Exponents are about multiplication, and 1 is the multiplicative identity.

If exponents represented repeated addition the zeroeth power would be 0, the additive identity.

 

[Gavran]

Very similar to post #6.
$$ a^0=a^{x-x}=\frac{a^x}{a^x}=1 $$

 

[mathwonk]

This has several excellent answers and I cannot improve on them. I just have this persistent nagging voice wanting to express this abstractly, if perhaps not actually usefully for a beginner.
Namely, all answers point out, one way or another, that exponentiation is a function that changes addition into multiplication, hence changes zero into 1. (It also has positivity and continuity hypotheses.)

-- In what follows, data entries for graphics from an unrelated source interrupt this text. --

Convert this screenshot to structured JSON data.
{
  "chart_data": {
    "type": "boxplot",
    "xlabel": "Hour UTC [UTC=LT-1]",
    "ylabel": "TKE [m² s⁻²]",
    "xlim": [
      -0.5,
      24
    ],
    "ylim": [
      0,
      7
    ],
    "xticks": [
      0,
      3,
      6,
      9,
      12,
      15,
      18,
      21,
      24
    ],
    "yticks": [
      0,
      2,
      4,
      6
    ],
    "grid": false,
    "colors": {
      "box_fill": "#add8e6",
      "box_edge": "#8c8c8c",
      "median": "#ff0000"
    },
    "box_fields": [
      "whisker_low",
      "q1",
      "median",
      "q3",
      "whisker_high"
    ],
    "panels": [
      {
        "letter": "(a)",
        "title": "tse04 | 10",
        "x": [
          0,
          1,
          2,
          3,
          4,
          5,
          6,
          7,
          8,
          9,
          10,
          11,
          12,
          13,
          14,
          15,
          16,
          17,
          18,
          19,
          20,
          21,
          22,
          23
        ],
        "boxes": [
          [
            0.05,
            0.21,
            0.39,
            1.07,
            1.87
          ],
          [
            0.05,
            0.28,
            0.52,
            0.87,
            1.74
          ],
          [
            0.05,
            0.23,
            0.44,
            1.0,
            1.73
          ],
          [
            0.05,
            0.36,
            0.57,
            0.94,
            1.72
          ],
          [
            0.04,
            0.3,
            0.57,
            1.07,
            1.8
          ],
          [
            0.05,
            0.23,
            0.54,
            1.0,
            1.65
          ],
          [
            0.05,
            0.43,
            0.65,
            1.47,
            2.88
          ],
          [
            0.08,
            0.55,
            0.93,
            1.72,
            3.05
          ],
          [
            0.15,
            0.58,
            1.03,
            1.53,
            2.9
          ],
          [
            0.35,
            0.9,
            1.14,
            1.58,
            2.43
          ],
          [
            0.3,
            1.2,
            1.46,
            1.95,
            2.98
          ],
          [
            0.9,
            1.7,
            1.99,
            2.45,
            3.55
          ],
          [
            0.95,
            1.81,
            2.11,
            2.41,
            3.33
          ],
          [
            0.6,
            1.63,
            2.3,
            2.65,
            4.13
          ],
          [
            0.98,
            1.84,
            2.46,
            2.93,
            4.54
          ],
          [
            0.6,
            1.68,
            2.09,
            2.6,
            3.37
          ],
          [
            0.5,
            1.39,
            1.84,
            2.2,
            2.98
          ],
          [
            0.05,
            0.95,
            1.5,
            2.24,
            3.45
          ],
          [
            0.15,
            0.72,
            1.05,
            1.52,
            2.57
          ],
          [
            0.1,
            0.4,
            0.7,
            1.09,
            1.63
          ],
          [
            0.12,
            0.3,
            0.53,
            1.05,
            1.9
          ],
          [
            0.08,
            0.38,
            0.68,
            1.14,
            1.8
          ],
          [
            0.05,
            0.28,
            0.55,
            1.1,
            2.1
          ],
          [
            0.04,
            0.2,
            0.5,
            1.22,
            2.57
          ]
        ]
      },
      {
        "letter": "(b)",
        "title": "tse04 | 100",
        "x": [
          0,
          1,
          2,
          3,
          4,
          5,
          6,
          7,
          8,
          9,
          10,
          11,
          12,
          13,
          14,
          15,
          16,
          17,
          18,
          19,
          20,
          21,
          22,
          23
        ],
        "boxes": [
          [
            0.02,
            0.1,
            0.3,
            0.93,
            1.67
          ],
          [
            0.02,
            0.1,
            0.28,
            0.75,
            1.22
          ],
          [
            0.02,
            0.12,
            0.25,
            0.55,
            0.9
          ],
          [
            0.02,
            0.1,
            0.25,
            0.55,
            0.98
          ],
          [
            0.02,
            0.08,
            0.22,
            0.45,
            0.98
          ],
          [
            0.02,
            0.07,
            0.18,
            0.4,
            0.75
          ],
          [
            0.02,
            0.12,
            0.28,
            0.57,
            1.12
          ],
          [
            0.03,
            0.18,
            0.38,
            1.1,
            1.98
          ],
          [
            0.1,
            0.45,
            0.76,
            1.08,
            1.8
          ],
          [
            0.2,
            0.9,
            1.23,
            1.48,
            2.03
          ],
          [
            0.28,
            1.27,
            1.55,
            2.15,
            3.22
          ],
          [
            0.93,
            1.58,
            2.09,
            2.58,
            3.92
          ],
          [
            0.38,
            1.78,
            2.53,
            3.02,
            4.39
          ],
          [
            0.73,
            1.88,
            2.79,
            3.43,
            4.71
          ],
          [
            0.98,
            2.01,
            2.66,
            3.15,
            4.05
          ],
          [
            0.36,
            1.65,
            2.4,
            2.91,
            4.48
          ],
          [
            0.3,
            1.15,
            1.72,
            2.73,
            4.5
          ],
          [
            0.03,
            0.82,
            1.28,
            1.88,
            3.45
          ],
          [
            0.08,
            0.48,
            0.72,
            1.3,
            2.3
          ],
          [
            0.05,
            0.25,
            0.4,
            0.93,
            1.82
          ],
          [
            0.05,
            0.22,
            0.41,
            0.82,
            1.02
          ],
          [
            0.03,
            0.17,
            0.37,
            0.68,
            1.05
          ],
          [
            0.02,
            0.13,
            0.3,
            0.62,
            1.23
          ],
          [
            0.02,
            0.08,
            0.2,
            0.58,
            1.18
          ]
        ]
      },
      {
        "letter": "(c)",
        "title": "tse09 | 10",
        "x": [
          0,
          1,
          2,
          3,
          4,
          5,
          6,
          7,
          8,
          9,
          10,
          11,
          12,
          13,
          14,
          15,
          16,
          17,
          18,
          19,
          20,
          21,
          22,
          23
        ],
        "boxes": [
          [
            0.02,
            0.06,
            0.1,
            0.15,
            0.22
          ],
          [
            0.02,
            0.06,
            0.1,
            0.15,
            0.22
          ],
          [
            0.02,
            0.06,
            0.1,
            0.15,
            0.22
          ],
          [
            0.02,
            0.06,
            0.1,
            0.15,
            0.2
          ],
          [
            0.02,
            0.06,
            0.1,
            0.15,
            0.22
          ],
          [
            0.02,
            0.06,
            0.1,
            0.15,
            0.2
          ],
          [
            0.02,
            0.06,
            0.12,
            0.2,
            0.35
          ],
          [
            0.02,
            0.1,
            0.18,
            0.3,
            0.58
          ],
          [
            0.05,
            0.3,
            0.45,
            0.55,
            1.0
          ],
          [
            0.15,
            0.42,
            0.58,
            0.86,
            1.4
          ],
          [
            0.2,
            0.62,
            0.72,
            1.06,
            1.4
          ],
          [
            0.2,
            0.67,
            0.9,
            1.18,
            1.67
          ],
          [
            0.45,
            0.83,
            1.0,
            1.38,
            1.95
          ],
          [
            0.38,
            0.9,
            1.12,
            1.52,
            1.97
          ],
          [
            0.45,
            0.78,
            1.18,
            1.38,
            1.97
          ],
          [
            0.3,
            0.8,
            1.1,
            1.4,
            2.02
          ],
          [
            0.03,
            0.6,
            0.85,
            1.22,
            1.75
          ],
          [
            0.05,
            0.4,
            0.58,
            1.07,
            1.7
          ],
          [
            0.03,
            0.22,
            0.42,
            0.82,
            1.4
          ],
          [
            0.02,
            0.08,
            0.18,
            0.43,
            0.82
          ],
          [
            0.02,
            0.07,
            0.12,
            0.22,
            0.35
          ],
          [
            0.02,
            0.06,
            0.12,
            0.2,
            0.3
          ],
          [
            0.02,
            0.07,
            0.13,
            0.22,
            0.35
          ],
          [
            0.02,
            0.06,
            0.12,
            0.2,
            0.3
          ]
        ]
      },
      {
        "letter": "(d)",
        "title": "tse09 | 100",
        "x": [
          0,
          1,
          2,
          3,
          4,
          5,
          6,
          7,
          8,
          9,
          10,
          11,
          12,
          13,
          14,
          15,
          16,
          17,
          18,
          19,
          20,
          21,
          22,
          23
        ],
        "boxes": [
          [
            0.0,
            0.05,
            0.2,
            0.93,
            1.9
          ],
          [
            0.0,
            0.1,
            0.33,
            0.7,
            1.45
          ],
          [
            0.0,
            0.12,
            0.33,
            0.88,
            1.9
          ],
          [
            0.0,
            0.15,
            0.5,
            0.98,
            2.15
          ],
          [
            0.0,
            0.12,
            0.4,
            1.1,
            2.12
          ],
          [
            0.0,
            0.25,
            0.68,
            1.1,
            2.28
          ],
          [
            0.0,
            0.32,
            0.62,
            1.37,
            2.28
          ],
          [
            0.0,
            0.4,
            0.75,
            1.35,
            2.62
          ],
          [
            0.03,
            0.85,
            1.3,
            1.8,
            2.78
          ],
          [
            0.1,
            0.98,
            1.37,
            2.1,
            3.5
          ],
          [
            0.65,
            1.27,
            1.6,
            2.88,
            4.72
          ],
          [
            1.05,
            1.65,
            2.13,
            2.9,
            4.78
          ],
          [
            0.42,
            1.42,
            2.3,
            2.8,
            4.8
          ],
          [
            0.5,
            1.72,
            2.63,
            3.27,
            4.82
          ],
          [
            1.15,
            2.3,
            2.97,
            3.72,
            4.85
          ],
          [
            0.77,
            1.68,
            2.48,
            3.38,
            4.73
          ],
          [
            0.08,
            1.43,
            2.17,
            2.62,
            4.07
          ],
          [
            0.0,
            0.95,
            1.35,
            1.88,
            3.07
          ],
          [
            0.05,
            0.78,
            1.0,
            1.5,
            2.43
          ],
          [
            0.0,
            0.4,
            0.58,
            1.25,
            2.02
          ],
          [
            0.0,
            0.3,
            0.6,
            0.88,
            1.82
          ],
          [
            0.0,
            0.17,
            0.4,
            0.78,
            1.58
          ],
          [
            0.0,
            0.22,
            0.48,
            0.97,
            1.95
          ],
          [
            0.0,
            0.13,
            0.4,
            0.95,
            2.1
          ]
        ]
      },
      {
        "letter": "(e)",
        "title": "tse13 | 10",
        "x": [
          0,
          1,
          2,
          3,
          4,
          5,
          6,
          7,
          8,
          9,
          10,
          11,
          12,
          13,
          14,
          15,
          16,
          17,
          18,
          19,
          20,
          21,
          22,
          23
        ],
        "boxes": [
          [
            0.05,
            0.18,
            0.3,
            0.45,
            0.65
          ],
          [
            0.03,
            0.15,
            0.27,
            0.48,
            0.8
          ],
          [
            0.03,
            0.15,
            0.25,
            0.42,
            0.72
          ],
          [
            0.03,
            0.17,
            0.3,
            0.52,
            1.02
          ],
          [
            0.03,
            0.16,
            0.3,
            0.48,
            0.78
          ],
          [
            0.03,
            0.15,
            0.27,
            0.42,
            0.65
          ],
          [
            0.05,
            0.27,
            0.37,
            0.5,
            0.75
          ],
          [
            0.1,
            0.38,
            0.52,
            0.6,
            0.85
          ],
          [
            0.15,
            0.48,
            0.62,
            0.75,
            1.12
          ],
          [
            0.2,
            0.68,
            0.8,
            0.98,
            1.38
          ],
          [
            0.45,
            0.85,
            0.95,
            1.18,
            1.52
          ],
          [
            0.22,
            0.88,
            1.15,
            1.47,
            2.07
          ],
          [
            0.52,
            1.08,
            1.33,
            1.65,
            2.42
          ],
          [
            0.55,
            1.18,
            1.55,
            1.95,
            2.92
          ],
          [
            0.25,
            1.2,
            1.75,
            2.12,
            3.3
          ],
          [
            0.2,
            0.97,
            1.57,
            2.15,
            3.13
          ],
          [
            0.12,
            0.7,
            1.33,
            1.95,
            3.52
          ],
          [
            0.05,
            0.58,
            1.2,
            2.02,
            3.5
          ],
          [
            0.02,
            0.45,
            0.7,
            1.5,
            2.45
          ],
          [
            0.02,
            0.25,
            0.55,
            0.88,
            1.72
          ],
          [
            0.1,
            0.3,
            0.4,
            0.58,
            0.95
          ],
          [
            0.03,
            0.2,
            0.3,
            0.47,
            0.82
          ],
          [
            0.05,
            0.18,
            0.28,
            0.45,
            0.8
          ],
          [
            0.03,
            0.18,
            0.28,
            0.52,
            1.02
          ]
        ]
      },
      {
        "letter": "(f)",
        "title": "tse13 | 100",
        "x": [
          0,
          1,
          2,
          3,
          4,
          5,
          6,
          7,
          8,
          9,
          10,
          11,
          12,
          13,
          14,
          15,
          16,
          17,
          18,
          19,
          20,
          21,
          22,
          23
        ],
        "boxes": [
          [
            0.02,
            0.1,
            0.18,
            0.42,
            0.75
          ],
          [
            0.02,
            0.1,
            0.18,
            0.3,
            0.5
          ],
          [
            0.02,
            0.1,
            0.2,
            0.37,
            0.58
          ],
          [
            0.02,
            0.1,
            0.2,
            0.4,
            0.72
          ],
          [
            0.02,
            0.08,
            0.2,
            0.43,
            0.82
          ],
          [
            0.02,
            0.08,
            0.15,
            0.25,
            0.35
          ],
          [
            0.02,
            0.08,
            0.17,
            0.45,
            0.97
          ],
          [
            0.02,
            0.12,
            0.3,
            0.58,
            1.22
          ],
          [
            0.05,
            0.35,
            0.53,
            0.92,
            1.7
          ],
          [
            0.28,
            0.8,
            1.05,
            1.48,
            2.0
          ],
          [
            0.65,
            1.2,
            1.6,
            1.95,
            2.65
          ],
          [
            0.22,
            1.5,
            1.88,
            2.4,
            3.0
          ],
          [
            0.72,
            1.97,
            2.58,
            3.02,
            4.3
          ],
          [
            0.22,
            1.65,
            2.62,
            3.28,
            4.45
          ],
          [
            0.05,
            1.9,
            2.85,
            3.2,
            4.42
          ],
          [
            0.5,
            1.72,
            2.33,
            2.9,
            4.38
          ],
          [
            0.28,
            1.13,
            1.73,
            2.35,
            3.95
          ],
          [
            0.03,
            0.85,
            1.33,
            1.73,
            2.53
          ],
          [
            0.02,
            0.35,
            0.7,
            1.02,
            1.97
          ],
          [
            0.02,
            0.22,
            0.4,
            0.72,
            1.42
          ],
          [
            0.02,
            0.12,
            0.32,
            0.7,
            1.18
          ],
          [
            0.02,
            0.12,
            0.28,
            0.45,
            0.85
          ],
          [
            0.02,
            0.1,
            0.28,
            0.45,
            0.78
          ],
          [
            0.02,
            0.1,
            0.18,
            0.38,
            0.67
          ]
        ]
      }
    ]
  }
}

[edit: I have added a necessary condition for uniqueness that I originally forgot to mention.]

I.e. if a>0, then f(x) = a^x, is a homomorphism from (Q,+) to (R>0,*). I.e. a function from rationals to positive reals, such that, for all real x,y, f(x+y) = f(x)*f(y).
As a consequence, f carries the additive identity, namely 0, to the multiplicative identity, namely 1.

Indeed it is the only such homomorphism such that f(1) = a.
If you want such a uniqueness statement also for the exponentiation function defined on all reals, i.e. for the function f(x) = a^x, from (R,+) to (R>0,*), you need a continuity hypothesis on f, but this is unnecessary for the desired statement about 0 and 1; i.e. the value of the function at zero is always uniquely determined, no matter what the value is at 1.
For the same reason, i.e. because logs change multiplication into addition, the value of a logarithm function at 1 is always zero, no matter what (positive) base is chosen for the log. And a continuous log function L, from (R>0,*) to (R,+), is determined by a choice of positive a, (i.e. the base), such that L(a) = 1.